The strike follows similar action this month in which foreign workers forced another company to suspend plans to cut pay.
In the latest episode, drivers for Talabat, the Middle East unit of Delivery Hero, on Monday evening began refusing to make deliveries in Dubai, the country’s financial centre and a regional tourism hub.
A group of Talabat drivers told Reuters in the early hours of Tuesday morning outside a restaurant in Dubai that they had been encouraged to take action to demand a better deal by the strike earlier this month by delivery workers at Deliveroo.
That strike, which massively disrupted Deliveroo’s services over a weekend, saw the British food delivery company meet driver demands not to proceed with plans to cut pay.
Independent trade unions, public protests and industrial action are banned in the oil-rich Gulf autocracy.
The Talabat drivers said they were calling for an equivalent of a $0.54 increase in payments to $2.59 per order to help with higher fuel costs, which have risen more than 30% this year in the UAE.
“If Deliveroo gives this price .. why are we not getting?,” a Pakistani Talabat driver told Reuters, requesting anonymity over fears of reprisals from the company and authorities.
Deliveroo drivers in Dubai earn about $2.79 per delivery.
A Talabat spokesperson said its delivery drivers on average were earning 3,500 dirhams ($953) a month.

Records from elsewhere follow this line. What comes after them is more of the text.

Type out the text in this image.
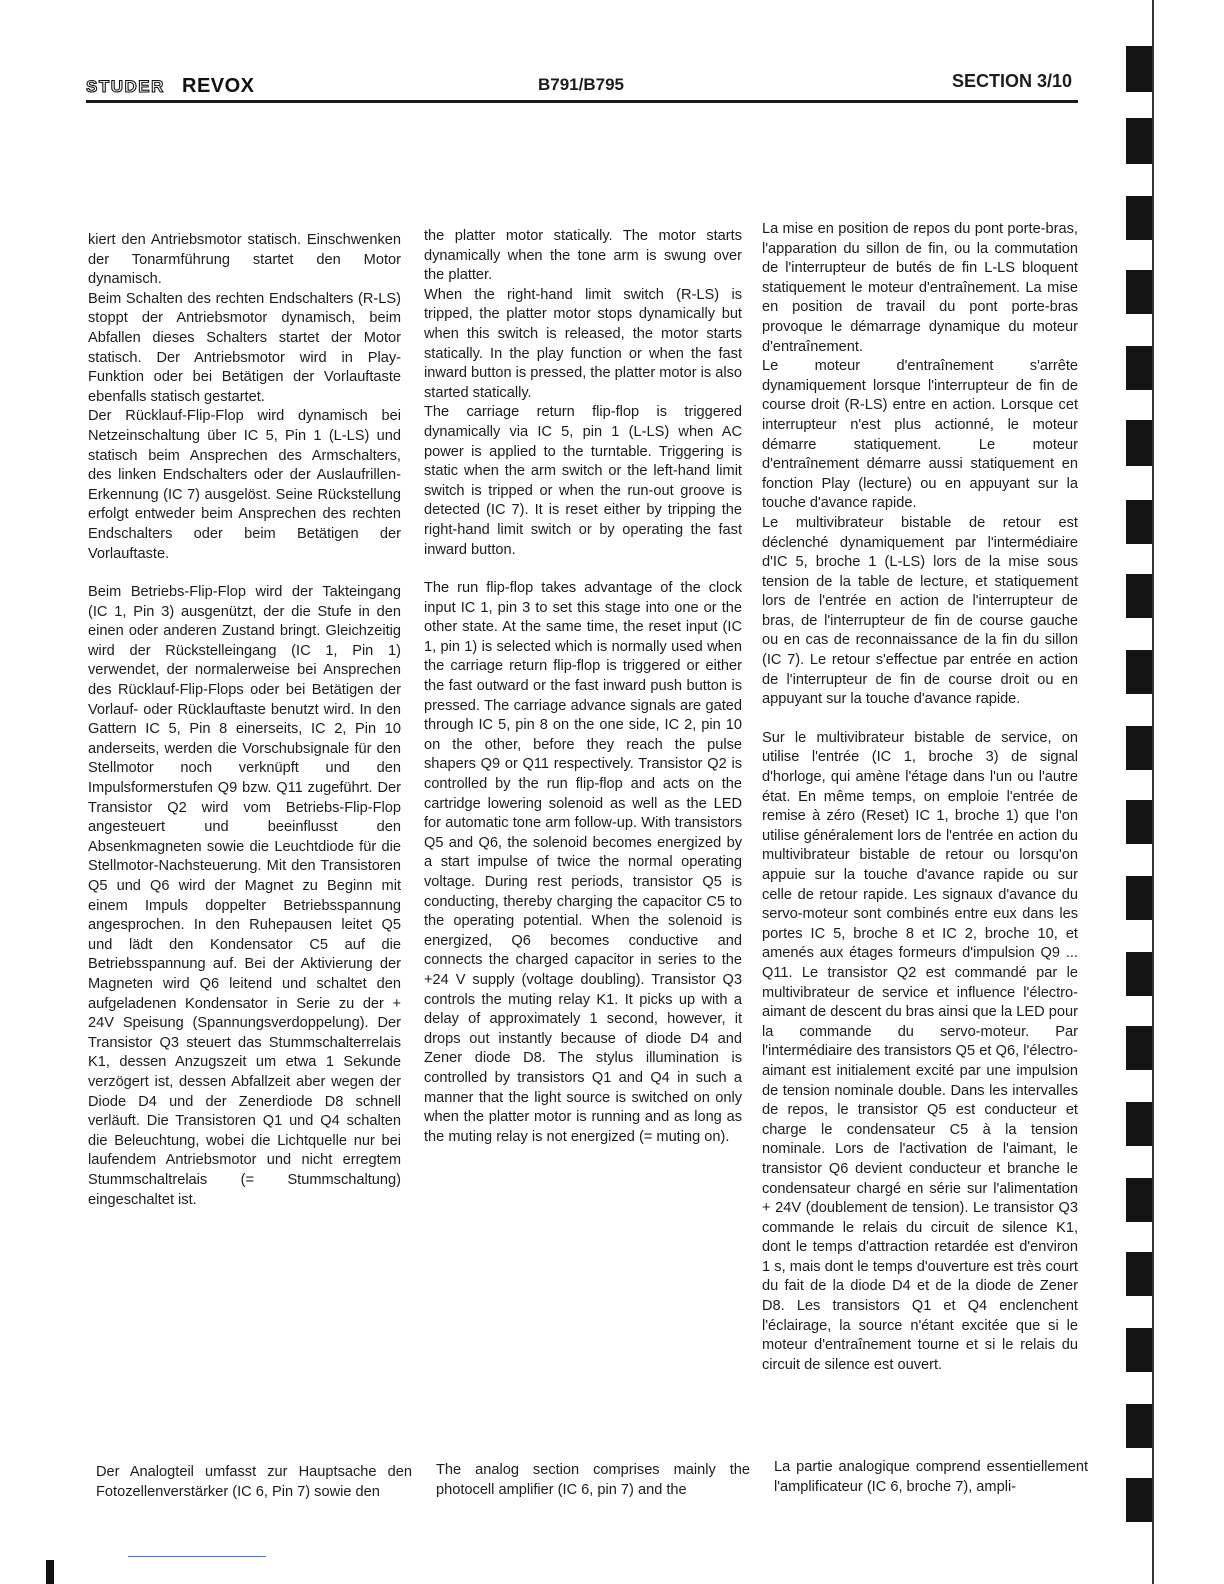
STUDER REVOX	B791/B795	SECTION 3/10

kiert den Antriebsmotor statisch. Einschwenken der Tonarmführung startet den Motor dynamisch.

Beim Schalten des rechten Endschalters (R-LS) stoppt der Antriebsmotor dynamisch, beim Abfallen dieses Schalters startet der Motor statisch. Der Antriebsmotor wird in Play-Funktion oder bei Betätigen der Vorlauftaste ebenfalls statisch gestartet.

Der Rücklauf-Flip-Flop wird dynamisch bei Netzeinschaltung über IC 5, Pin 1 (L-LS) und statisch beim Ansprechen des Armschalters, des linken Endschalters oder der Auslaufrillen-Erkennung (IC 7) ausgelöst. Seine Rückstellung erfolgt entweder beim Ansprechen des rechten Endschalters oder beim Betätigen der Vorlauftaste.

Beim Betriebs-Flip-Flop wird der Takteingang (IC 1, Pin 3) ausgenützt, der die Stufe in den einen oder anderen Zustand bringt. Gleichzeitig wird der Rückstelleingang (IC 1, Pin 1) verwendet, der normalerweise bei Ansprechen des Rücklauf-Flip-Flops oder bei Betätigen der Vorlauf- oder Rücklauftaste benutzt wird. In den Gattern IC 5, Pin 8 einerseits, IC 2, Pin 10 anderseits, werden die Vorschubsignale für den Stellmotor noch verknüpft und den Impulsformerstufen Q9 bzw. Q11 zugeführt. Der Transistor Q2 wird vom Betriebs-Flip-Flop angesteuert und beeinflusst den Absenkmagneten sowie die Leuchtdiode für die Stellmotor-Nachsteuerung. Mit den Transistoren Q5 und Q6 wird der Magnet zu Beginn mit einem Impuls doppelter Betriebsspannung angesprochen. In den Ruhepausen leitet Q5 und lädt den Kondensator C5 auf die Betriebsspannung auf. Bei der Aktivierung der Magneten wird Q6 leitend und schaltet den aufgeladenen Kondensator in Serie zu der + 24V Speisung (Spannungsverdoppelung). Der Transistor Q3 steuert das Stummschalterrelais K1, dessen Anzugszeit um etwa 1 Sekunde verzögert ist, dessen Abfallzeit aber wegen der Diode D4 und der Zenerdiode D8 schnell verläuft. Die Transistoren Q1 und Q4 schalten die Beleuchtung, wobei die Lichtquelle nur bei laufendem Antriebsmotor und nicht erregtem Stummschaltrelais (= Stummschaltung) eingeschaltet ist.

the platter motor statically. The motor starts dynamically when the tone arm is swung over the platter.

When the right-hand limit switch (R-LS) is tripped, the platter motor stops dynamically but when this switch is released, the motor starts statically. In the play function or when the fast inward button is pressed, the platter motor is also started statically.

The carriage return flip-flop is triggered dynamically via IC 5, pin 1 (L-LS) when AC power is applied to the turntable. Triggering is static when the arm switch or the left-hand limit switch is tripped or when the run-out groove is detected (IC 7). It is reset either by tripping the right-hand limit switch or by operating the fast inward button.

The run flip-flop takes advantage of the clock input IC 1, pin 3 to set this stage into one or the other state. At the same time, the reset input (IC 1, pin 1) is selected which is normally used when the carriage return flip-flop is triggered or either the fast outward or the fast inward push button is pressed. The carriage advance signals are gated through IC 5, pin 8 on the one side, IC 2, pin 10 on the other, before they reach the pulse shapers Q9 or Q11 respectively. Transistor Q2 is controlled by the run flip-flop and acts on the cartridge lowering solenoid as well as the LED for automatic tone arm follow-up. With transistors Q5 and Q6, the solenoid becomes energized by a start impulse of twice the normal operating voltage. During rest periods, transistor Q5 is conducting, thereby charging the capacitor C5 to the operating potential. When the solenoid is energized, Q6 becomes conductive and connects the charged capacitor in series to the +24 V supply (voltage doubling). Transistor Q3 controls the muting relay K1. It picks up with a delay of approximately 1 second, however, it drops out instantly because of diode D4 and Zener diode D8. The stylus illumination is controlled by transistors Q1 and Q4 in such a manner that the light source is switched on only when the platter motor is running and as long as the muting relay is not energized (= muting on).

La mise en position de repos du pont porte-bras, l'apparation du sillon de fin, ou la commutation de l'interrupteur de butés de fin L-LS bloquent statiquement le moteur d'entraînement. La mise en position de travail du pont porte-bras provoque le démarrage dynamique du moteur d'entraînement.

Le moteur d'entraînement s'arrête dynamiquement lorsque l'interrupteur de fin de course droit (R-LS) entre en action. Lorsque cet interrupteur n'est plus actionné, le moteur démarre statiquement. Le moteur d'entraînement démarre aussi statiquement en fonction Play (lecture) ou en appuyant sur la touche d'avance rapide.

Le multivibrateur bistable de retour est déclenché dynamiquement par l'intermédiaire d'IC 5, broche 1 (L-LS) lors de la mise sous tension de la table de lecture, et statiquement lors de l'entrée en action de l'interrupteur de bras, de l'interrupteur de fin de course gauche ou en cas de reconnaissance de la fin du sillon (IC 7). Le retour s'effectue par entrée en action de l'interrupteur de fin de course droit ou en appuyant sur la touche d'avance rapide.

Sur le multivibrateur bistable de service, on utilise l'entrée (IC 1, broche 3) de signal d'horloge, qui amène l'étage dans l'un ou l'autre état. En même temps, on emploie l'entrée de remise à zéro (Reset) IC 1, broche 1) que l'on utilise généralement lors de l'entrée en action du multivibrateur bistable de retour ou lorsqu'on appuie sur la touche d'avance rapide ou sur celle de retour rapide. Les signaux d'avance du servo-moteur sont combinés entre eux dans les portes IC 5, broche 8 et IC 2, broche 10, et amenés aux étages formeurs d'impulsion Q9 ... Q11. Le transistor Q2 est commandé par le multivibrateur de service et influence l'électro-aimant de descent du bras ainsi que la LED pour la commande du servo-moteur. Par l'intermédiaire des transistors Q5 et Q6, l'électro-aimant est initialement excité par une impulsion de tension nominale double. Dans les intervalles de repos, le transistor Q5 est conducteur et charge le condensateur C5 à la tension nominale. Lors de l'activation de l'aimant, le transistor Q6 devient conducteur et branche le condensateur chargé en série sur l'alimentation + 24V (doublement de tension). Le transistor Q3 commande le relais du circuit de silence K1, dont le temps d'attraction retardée est d'environ 1 s, mais dont le temps d'ouverture est très court du fait de la diode D4 et de la diode de Zener D8. Les transistors Q1 et Q4 enclenchent l'éclairage, la source n'étant excitée que si le moteur d'entraînement tourne et si le relais du circuit de silence est ouvert.

Der Analogteil umfasst zur Hauptsache den Fotozellenverstärker (IC 6, Pin 7) sowie den

The analog section comprises mainly the photocell amplifier (IC 6, pin 7) and the

La partie analogique comprend essentiellement l'amplificateur (IC 6, broche 7), ampli-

The number of hours worked for that was not disclosed.
There had been no recent change in the pay rates and until last week 70% of drivers had been satisfied with Talabat’s earnings structure, the spokesperson said.
Talabat drivers whom Reuters spoke to, however, said that after paying for petrol they were earning 2,500 dirhams a month by working 12 to 14 hours a day seven days week.
The drivers warned the strike could continue until the company committed to the pay increase, though some were wary of falling afoul of authorities if the action lasted too long.
UAE authorities could not immediately be reached for comment.
Human rights groups have criticised the UAE and other Gulf states for the treatment of low-paid migrant workers, who account for much of the workforce.
Many delivery drivers in the UAE, including those working for Talabat who spoke to Reuters, say they are employed by agencies who illegally charge them for working permits and other fees.